342P - Fulvestrant (FUL) plus enzastaurin (ENZA) vs FUL plus placebo (PBO) in aromatase inhibitor (AI)-resistant metastatic breast cancer (mBC): a randomiz...

Date 29 September 2012
Event ESMO Congress 2012
Session Poster presentation I
Topics Anti-Cancer Agents & Biologic Therapy
Breast Cancer, Metastatic
Presenter Robert S. De Jong
Authors R.S. De Jong1, G.S. Sonke2, N. Maass3, K. Mansouri4, L. Cirri5, P. Shi6, O. Hamid6, G. Mariani7
  • 1Department Of Internal Medicine, Martini Hospital, NL-9700 RM - Groningen/NL
  • 2Department Of Medical Oncology, Netherlands Cancer Institute - Antoni van Leeuwenhoek, Amsterdam/NL
  • 3Department Of Gynecology And Obstetrics, University Hospital Aachen, Aachen/DE
  • 4Oncology, Lilly Deutschland GmbH, Bad Homburg/DE
  • 5Oncology, Eli Lilly and Company Italia SPA, Florence/IT
  • 6Clinical Oncology, Eli Lilly and Company, Indianapolis/US
  • 7Department Of Medical Oncology, Fondazione IRCCS - Istituto Nazionale dei Tumori, Milan/IT

Abstract

AIs are used as first-line treatment for postmenopausal women with hormone-receptor-positive MBC. Overexpression of PKC α has been linked to AI resistance in several studies. We examined whether Enza, a serine/threonine kinase inhibitor that targets PKC, could improve the effect of Ful in pts who progressed following first-line AI treatment for MBC.

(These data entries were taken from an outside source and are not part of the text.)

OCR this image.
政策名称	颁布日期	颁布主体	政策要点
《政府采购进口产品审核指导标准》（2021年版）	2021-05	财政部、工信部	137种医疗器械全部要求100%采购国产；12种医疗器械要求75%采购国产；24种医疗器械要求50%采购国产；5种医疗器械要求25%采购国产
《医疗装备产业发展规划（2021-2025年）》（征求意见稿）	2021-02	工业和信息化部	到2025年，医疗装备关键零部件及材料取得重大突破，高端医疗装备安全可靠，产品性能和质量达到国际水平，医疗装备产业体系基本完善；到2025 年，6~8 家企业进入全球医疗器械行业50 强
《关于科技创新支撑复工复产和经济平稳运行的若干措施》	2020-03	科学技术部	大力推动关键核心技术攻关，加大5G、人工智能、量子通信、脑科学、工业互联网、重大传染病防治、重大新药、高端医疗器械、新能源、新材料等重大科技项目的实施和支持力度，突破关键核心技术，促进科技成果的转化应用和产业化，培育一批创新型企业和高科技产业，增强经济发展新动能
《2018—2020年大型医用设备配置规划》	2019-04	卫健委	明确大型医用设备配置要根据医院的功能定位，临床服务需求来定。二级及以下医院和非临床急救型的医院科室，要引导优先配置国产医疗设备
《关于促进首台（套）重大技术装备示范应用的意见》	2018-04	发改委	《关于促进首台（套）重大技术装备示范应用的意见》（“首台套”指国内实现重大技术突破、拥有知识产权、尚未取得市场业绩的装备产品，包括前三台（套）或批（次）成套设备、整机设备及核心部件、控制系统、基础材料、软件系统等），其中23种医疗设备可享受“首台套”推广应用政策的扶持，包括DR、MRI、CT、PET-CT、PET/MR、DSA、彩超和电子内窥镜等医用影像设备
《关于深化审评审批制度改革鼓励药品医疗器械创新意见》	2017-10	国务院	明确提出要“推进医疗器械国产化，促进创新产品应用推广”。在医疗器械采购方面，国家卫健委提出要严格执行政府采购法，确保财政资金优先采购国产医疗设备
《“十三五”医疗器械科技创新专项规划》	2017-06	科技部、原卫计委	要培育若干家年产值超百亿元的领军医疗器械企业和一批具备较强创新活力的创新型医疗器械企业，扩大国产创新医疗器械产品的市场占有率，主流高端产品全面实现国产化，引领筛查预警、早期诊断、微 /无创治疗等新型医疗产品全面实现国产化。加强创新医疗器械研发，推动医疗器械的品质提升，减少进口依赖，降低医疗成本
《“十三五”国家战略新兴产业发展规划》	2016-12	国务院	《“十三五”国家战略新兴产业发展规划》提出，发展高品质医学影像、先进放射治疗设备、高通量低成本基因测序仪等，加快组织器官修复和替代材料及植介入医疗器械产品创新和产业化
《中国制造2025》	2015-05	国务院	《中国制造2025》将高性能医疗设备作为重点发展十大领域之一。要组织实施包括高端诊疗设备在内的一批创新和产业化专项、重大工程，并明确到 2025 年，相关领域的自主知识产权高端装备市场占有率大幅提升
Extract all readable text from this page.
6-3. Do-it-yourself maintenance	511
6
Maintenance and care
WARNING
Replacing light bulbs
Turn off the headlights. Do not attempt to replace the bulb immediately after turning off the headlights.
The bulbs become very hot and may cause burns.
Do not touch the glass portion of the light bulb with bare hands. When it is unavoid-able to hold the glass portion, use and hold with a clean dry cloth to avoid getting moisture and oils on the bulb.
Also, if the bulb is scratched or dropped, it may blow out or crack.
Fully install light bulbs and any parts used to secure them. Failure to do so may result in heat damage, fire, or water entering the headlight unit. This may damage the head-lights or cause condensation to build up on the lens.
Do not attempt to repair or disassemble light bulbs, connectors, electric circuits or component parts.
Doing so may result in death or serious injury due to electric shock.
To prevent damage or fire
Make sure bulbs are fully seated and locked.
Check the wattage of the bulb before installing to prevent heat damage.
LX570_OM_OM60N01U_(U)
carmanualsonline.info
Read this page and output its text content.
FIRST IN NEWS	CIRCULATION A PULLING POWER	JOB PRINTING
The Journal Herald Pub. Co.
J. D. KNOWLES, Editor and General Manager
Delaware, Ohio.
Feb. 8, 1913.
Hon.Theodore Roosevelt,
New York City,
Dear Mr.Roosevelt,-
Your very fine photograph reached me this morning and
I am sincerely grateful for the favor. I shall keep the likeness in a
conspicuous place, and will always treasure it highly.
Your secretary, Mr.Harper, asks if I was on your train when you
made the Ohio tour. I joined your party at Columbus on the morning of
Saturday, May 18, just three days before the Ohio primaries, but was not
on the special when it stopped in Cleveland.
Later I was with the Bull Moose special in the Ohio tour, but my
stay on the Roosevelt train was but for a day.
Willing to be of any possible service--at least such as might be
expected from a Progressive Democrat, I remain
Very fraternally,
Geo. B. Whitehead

Postmenopausal pts with hormone-receptor-positive, HER2-negative, locally advanced or MBC who progressed on prior AI received a loading dose of Ful 500 mg IM on Day (D) 1 and 250 mg on D 15 of Cycle (C) 1 and D 1 of each cycle thereafter. Enza 500 mg or PBO was administered orally once daily (QD) or 250 mg twice daily (BID). Primary endpoint was the clinical benefit rate (CBR). Secondary endpoints were response rate (RR), duration of CB, progression-free survival (PFS) and safety. A total of 156 pts was randomly assigned to therapy; 152 received at least 1 dose of study drug (39 BID; 55 QD; 58 PBO). Baseline disease characteristics were balanced across arms. There was no statistically significant difference in CBR between pts in Ful + Enza vs Ful + PBO. There was no statistically significant difference in CBRs, RRs and PFS between pts on QD and BID dosing schedules. Pts on BID dosing had numerically more TEAEs vs those on QD and PBO (61.5%, 43.6%, and 46.6%, respectively) and numerically more Grade 3/4 TEAEs vs QD and PBO (17.9%, 9.1%, and 5.2%, respectively). Most frequent Grade 3/4 TEAEs in the BID arm were fatigue (n [%]) (4 [10.3%]), dyspnea (2 [5.1%]) and nausea (2 [5.1%]).

8 pts died; 5 due to disease, 3 due to AEs: 1 drug-related hepatic dysfunction (Enza QD arm), 1 non-drug-related myocardial infarction and 1 non-drug-related respiratory failure (both in the Enza BID arm).

Ful + Enza [QD + BID] N = 94 Ful + PBO N = 58 P-value vs PBO
CBRNumber of responders,n (%), (95% CI) 41 (43.6)(33.4, 54.2) 24 (44.8) (31.7, 58.5) 0.62
RR, % (95% CI) 5.3 (1.7, 12.0) 5.2 (1.1, 14.4) 0.64
PFS, months (95% CI) 5.2 (3.5, 7.4) 5.5 (3.8, 7.4) 0.59
Median duration of CB, months 9.6 9.7 0.86

CBR = complete response + partial response + stable disease Addition of Enza to Ful does not improve disease outcome in pts with locally advanced or MBC after progression on AI.

Disclosure

K. Mansouri: K. Mansouri is an employees of Eli Lilly and Co.

L. Cirri: L. Cirri is an employees of Eli Lilly and Co.

P. Shi: P. Shi is an employees of Eli Lilly and Co.

O. Hamid: O. Hamid is an mployees of Eli Lilly and Co.

All other authors have declared no conflicts of interest.